Tempurung Pendidikan Anarkhis:

Wahai muridku, untuk setiap satu kebaikan yang engkau raih dariku, maka tebusannya adalah kuasaku. Jika engkau bisa mengukur-ukur kekusaanku maka ambillah satu kebaikkan dariku. Jika engkau tidak mau dengan kesepakatan ini, maka nantikanlah siksaanku. Sungguh aku lebih kuasa menyiksamu dari pada membiarkanmu.

Tempurung Pendidikan Kanibal:
Wahai muridku, untuk setiap derajat kekuasaanmu yang engkau raih dariku maka tebusannya adalah persembahanmu, terserah engkau akan mempersembahkan apa dari diriku. Tetapi jika terpaksa engkau tidak dapat melakukan persembahan sedikitpun kepada diriku, maka tebusannya adalah dirimu sendiri. Sebagi uji coba terimalah gigitanku ini, sekaligus supaya engkau mengerti betapa pedih gigitanku itu.

Tempurung Pendidikan Pedalaman:
Heemm apapun yang terjadi aku tidak mungkin tidak meluluskan walaupun satu saja dari muridku. Jelas di depan mataku, di sebalik semak-semak, orang tua siswa selalu siap membawa pedang dan siap menghunjamkannya kepada diriku manakala mendengar putranya tidak akan lulus. Heem ingat semua muridku silahkan engkau menghendaki apa dariku, pasti saya kabulkan.

Tempurung Pendidikan Laskar:
Heem ingat semua muridku, slogan pendidikanku adalah laskar tanpa batas. Paradigmanya adalah menghancurkan musuh. Berlatihlah sampai berdarah-darah. Lebih baik berdara-darah dalam latihan dari pada berdarah-darah dala pertempuran. Sebesar-besar pengorbananku adalah untuk diriku. Siapkan jiwa ragamu. Jika terpaksa engkau telah gugur di sini maka itu bersifat off the record dan hanya untuk konsumsi kalangan sendiri. Ingat motoku, jadikanlah dirimu mesin-mesin pembunuh musuhmu.

Tempurung Pendidikan Terpencil:
Hemm tak ada pilihan lain, aku tidak tahu mengapa saya tahu-tahu telah bergaul dengan murid-muridku yang jumlahnya sedikit, kadang datang, kadang silih berganti. Sudah cukup bagus bagi diriku mengajar empat hari dalam satu minggu, karena jika hujan maka aku terpaksa hanya dua kali mengajar. Tetapi jika sampai banjir, maka dua minggu aku libur.

Tempurung Pendidikan Prematur:

Wahai para murid-murid baru, aku dipercaya sebagai sub cabang pendidikan buat dirimu. Walaupun aku tidak mempunyai sertifikat untuk mendidikmu, walaupun aku hanya berbeda satu tahun lebih tua darimu, tetapi akau telah memaksa untuk mendapatkan mandat bisa mendidikmu. Aku tak peduli apakan namanya plonco atau ospek. Pimpinanku memberikan mandat kepadaku itu dikarenakan dia terpaksa dan juga karena dia tidak mengerti. Maka untuk setiap kebaikan yang engkau peroleh dariku tebusannya adalah keburukanmu. Untuk setiap ilmu yang engkau peroleh dariku tebusannya adalah penderitaanmu. Semau tebusanmu itu telah menjadikan seakan libidoku telah berhasil menguasaimu semua. Itulah jati diriku yang selama ini aku dambakan. Sebagai perkenalan maka terimalah pukulanku ini. Itulah uji coba kekuatan libidoku.

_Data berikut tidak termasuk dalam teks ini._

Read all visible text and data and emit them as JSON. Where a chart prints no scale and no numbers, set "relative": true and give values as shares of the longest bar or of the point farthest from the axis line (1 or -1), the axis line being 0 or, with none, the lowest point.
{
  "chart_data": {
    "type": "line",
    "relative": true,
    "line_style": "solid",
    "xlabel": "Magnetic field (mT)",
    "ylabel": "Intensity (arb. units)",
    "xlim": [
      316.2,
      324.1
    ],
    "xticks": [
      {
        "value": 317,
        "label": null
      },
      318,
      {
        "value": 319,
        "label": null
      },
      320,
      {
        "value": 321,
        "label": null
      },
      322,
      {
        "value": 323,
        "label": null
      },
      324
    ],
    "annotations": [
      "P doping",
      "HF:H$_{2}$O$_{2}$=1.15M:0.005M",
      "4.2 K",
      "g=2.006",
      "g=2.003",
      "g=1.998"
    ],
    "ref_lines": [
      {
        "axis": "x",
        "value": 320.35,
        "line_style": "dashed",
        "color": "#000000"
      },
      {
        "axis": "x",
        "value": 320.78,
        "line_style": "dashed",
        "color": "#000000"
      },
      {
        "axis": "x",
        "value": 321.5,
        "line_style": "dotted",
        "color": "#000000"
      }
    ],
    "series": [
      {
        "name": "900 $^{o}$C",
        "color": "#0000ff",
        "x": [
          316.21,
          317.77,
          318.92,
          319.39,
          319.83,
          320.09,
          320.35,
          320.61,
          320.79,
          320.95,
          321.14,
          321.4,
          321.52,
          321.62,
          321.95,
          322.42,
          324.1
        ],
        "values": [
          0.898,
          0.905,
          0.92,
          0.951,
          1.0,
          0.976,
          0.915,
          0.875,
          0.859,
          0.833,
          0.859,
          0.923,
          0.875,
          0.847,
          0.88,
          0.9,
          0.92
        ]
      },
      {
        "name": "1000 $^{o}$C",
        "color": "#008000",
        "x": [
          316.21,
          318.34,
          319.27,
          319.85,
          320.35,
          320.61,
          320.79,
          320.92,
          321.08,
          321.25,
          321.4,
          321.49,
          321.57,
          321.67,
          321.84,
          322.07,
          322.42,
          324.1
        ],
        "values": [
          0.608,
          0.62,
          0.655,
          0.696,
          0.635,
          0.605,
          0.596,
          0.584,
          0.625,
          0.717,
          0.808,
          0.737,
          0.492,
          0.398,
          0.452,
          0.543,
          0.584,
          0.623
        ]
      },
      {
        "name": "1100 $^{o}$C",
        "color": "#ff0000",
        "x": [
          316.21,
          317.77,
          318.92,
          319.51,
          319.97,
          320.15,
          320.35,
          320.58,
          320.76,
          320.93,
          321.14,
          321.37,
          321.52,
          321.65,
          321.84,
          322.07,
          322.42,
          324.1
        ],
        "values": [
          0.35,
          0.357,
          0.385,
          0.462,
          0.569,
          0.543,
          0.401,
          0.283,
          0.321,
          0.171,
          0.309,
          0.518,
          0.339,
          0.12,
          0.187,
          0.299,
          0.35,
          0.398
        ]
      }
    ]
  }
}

Tempurung Pendidikan Lokal:

Hemm sayangnya saya hanya bisa mendengar informasi saja. Dari koran bungkus roti, aku kok pernah mendengar ada guru dikirim TOT, apa itu TOT? Aka juga pernah membaca Lesson Study tetapi hanya judulnya saja. Apa itu Lesson Study. Dunia kok semakin rumit, mbok sudah nggak usah repot-repot. Akupun tak akan pernah datang jika diuandang MGMP, karena hanya membahas rencana-rencana yang pada akhirnya mungkin ujung-ujungnya iuran. Tetapi ada satu berita dikoran di mana saya sangat ngiler, konon apa iya guru akan digaji dua kali lipat? Untuk yang terakhir ini, wah apapun akan saya lakukan jika saya bisa mendapatkan kesempatan.

Tempurung Pendidikan Ilalang:
Wahai muridku, ketahuilah bahwa aku menjadi gurumu itu karena takdir saja. Aku sebenarnya tidak suka menjadi gurumu, dan tidak suka mempunyai murid dirimu. Aku juga tidak mampu mendidikmu dan juda tidak mampu menghidupimu. Jangankan menghidupimu, untuk hidupku sendiri saja aku kesulitan. Maka jika engkau mampu bertahan, bertahanlah di situ. Jika tidak maka pergilah. Berikan khabar pada diriku jika engkau sudah mampu memberikan sesuatu kepada diriku.

Tempurung Pendidikan Munafik:
Hai murid-muridku. Dikarenakan tugas sajalah aku terpaksa menjadi gurumu. Tetapi aku ingin sampaikan ambilah kebaikan dari keburukanku. Ambilah kecerdasan dari kebodohanku. Ambilah kelebihan dari kekuranganku. Ambilah teladan dari bukan teladanku. Pahami dan laksanakan pikiranku, walaupun aku juga sulit melaksanakannya. Jangan lakukan keburukan walaupunaku sulit mencegah diriku melakukannya. Segala yang baik datangnya dari diriku, dan segala yang buruk datangnya dari dirimu.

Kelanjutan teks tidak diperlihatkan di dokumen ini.